Leetcode 398. Random Pick Index 随机找位置 解题报告

1 解题思想

给了一个数组，包含若干数，可能有重复，然后再给一个数，查找其位置，如果这个数在数组中只出现了一次就返回那个位置，如果不止一次就随机返回一个。

因为不让用额外空间，所以只能暴力查找了。。
关键在于如何做到随机？这个直接看代码，有个模板类似的东西，之前leetcode有一系列的，我还没做，我后面做了细讲，现在就直接看看就好，很简单

2 原题

Given an array of integers with possible duplicates, randomly output the index of a given target number. You can assume that the given target number must exist in the array.

Note:
The array size can be very large. Solution that uses too much extra space will not pass the judge.

Example:

int[] nums = new int[] {1,2,3,3,3};
Solution solution = new Solution(nums);

// pick(3) should return either index 2, 3, or 4 randomly.

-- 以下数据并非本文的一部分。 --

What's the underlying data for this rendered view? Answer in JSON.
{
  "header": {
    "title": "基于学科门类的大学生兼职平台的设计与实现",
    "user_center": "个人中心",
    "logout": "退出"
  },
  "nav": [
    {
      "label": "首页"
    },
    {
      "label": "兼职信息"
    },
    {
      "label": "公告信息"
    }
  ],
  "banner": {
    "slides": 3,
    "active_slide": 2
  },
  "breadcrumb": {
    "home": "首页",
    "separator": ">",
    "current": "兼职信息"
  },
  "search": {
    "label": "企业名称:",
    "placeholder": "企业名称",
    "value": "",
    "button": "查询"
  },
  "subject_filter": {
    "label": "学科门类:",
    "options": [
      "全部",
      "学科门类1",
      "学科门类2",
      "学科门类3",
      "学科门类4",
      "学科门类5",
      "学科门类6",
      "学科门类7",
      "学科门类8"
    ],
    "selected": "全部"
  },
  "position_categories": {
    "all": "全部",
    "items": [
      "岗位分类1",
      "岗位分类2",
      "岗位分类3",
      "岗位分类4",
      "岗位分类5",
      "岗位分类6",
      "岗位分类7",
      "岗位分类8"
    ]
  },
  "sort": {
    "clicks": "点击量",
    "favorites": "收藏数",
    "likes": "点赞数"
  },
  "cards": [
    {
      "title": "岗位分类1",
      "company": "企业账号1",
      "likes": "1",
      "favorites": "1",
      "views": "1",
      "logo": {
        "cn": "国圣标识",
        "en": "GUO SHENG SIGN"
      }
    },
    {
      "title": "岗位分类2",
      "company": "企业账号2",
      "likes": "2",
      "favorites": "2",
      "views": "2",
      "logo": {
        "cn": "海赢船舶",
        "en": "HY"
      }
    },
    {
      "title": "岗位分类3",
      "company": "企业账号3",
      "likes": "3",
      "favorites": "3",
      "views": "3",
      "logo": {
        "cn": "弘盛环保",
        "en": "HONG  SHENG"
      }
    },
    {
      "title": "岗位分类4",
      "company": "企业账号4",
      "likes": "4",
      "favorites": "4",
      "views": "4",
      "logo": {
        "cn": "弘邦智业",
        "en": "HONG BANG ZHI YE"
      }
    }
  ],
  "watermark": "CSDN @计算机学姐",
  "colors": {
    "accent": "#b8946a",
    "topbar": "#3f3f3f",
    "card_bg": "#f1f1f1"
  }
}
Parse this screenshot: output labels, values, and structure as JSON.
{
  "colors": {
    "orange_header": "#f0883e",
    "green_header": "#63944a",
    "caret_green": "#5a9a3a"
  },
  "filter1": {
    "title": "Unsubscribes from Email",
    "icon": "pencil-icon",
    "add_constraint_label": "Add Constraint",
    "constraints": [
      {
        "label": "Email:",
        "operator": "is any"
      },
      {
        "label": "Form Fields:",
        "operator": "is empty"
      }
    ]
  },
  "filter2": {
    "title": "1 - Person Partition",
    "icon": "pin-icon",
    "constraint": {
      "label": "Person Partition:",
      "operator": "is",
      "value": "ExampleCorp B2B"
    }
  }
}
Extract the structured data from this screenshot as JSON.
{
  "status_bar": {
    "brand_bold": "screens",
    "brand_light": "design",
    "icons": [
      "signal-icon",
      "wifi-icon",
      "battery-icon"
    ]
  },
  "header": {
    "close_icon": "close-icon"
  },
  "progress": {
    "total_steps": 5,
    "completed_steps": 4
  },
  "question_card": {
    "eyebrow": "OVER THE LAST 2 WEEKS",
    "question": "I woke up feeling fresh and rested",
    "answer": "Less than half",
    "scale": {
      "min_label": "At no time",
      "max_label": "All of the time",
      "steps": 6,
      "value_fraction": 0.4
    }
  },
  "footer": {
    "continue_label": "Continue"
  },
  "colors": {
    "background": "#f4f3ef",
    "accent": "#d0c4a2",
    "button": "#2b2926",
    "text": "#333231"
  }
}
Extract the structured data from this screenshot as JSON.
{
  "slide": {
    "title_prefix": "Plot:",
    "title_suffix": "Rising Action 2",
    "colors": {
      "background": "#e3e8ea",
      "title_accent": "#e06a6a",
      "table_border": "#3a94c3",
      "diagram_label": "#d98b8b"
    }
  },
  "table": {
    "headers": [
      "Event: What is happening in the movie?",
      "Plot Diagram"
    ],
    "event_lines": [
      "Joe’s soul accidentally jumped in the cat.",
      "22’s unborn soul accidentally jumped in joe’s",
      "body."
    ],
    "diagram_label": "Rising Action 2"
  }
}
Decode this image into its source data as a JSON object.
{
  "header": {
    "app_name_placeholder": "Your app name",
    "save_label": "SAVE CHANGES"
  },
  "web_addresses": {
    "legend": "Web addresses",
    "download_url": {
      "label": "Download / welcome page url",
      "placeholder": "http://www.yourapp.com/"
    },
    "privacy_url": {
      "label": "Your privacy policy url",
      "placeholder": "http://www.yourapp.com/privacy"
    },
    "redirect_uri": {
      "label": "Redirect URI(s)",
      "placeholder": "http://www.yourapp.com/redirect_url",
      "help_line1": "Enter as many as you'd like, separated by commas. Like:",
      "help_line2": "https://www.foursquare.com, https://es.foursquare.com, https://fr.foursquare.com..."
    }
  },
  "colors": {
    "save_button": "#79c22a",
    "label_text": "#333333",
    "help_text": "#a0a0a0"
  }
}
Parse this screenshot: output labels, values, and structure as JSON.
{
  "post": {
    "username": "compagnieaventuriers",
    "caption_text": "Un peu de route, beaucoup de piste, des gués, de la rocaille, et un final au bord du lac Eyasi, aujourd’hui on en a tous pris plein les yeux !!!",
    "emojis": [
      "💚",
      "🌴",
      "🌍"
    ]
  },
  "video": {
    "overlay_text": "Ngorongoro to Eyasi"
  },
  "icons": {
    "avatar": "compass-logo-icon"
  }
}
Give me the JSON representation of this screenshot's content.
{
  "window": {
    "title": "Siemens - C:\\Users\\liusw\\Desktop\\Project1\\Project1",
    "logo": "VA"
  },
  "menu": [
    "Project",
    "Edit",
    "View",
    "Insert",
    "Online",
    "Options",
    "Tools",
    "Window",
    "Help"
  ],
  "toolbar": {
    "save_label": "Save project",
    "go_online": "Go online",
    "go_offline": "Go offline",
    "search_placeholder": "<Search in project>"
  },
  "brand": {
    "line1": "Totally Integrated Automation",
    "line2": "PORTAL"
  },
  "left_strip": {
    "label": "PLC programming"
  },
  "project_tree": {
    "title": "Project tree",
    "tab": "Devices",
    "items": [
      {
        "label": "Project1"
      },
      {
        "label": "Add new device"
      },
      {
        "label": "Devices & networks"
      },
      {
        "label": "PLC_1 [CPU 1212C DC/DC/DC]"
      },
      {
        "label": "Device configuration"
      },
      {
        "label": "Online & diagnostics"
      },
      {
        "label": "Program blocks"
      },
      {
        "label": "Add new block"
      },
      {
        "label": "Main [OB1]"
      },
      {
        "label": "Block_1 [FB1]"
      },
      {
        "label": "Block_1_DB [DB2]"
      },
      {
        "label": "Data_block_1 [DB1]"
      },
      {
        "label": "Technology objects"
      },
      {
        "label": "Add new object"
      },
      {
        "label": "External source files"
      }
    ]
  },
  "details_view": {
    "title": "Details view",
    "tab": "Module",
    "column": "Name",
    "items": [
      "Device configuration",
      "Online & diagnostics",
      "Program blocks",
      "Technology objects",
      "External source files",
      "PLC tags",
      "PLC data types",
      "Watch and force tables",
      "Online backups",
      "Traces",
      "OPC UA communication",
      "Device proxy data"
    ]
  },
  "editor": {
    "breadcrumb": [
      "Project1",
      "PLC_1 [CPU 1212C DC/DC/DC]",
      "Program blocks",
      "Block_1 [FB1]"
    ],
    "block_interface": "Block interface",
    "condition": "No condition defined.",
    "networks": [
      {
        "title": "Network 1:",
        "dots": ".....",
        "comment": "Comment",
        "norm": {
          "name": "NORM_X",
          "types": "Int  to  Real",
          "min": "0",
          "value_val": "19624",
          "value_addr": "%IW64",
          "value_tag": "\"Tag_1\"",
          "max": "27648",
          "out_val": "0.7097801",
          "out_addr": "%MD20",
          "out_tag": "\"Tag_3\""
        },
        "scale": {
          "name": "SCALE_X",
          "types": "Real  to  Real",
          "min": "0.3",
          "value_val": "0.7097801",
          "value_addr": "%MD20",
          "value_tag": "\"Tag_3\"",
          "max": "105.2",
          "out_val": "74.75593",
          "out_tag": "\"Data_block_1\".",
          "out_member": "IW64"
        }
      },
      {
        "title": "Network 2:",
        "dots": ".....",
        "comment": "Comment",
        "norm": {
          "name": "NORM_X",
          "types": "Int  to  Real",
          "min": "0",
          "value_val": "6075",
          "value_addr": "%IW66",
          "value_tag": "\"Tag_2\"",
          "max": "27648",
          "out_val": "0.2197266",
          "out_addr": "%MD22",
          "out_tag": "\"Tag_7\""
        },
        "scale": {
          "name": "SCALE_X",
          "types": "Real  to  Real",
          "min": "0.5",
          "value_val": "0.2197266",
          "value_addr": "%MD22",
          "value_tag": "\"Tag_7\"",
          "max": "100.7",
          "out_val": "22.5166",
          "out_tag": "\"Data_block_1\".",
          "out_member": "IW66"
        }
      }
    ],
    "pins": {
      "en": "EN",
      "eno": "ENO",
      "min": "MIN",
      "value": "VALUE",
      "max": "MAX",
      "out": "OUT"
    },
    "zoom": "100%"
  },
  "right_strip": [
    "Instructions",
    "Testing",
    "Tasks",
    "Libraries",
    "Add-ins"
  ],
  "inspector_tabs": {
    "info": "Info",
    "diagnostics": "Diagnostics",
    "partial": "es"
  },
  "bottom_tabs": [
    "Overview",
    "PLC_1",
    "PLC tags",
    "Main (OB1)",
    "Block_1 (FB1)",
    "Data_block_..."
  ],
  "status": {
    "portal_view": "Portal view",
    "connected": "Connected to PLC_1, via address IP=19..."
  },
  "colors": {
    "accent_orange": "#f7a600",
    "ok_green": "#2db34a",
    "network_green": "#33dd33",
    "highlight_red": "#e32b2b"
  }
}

Each index should have equal probability of returning.
solution.pick(3);

// pick(1) should return 0. Since in the array only nums[0] is equal to 1.
solution.pick(1);

3 AC解

public class Solution {
    private int[] nums;
    private Random random;

    public Solution(int[] nums) {
        this.nums = nums;
        this.random = new Random();
    }

    public int pick(int target) {
        int result = -1;
        int upbound = 1;
        for (int i = 0; i < nums.length; i++) {
            if (nums[i] == target) {
                /**
                 * 关于随机这里的用法，leetcode之前有很多题，我没来得及系列的做，后面更新
                 * 有模板，先这样
                 * */
                if (random.nextInt(upbound) == 0) {
                    result = i;
                } 
                upbound++;
            }
        }
        return result;
    }
}

/**
 * Your Solution object will be instantiated and called as such:
 * Solution obj = new Solution(nums);
 * int param_1 = obj.pick(target);
 */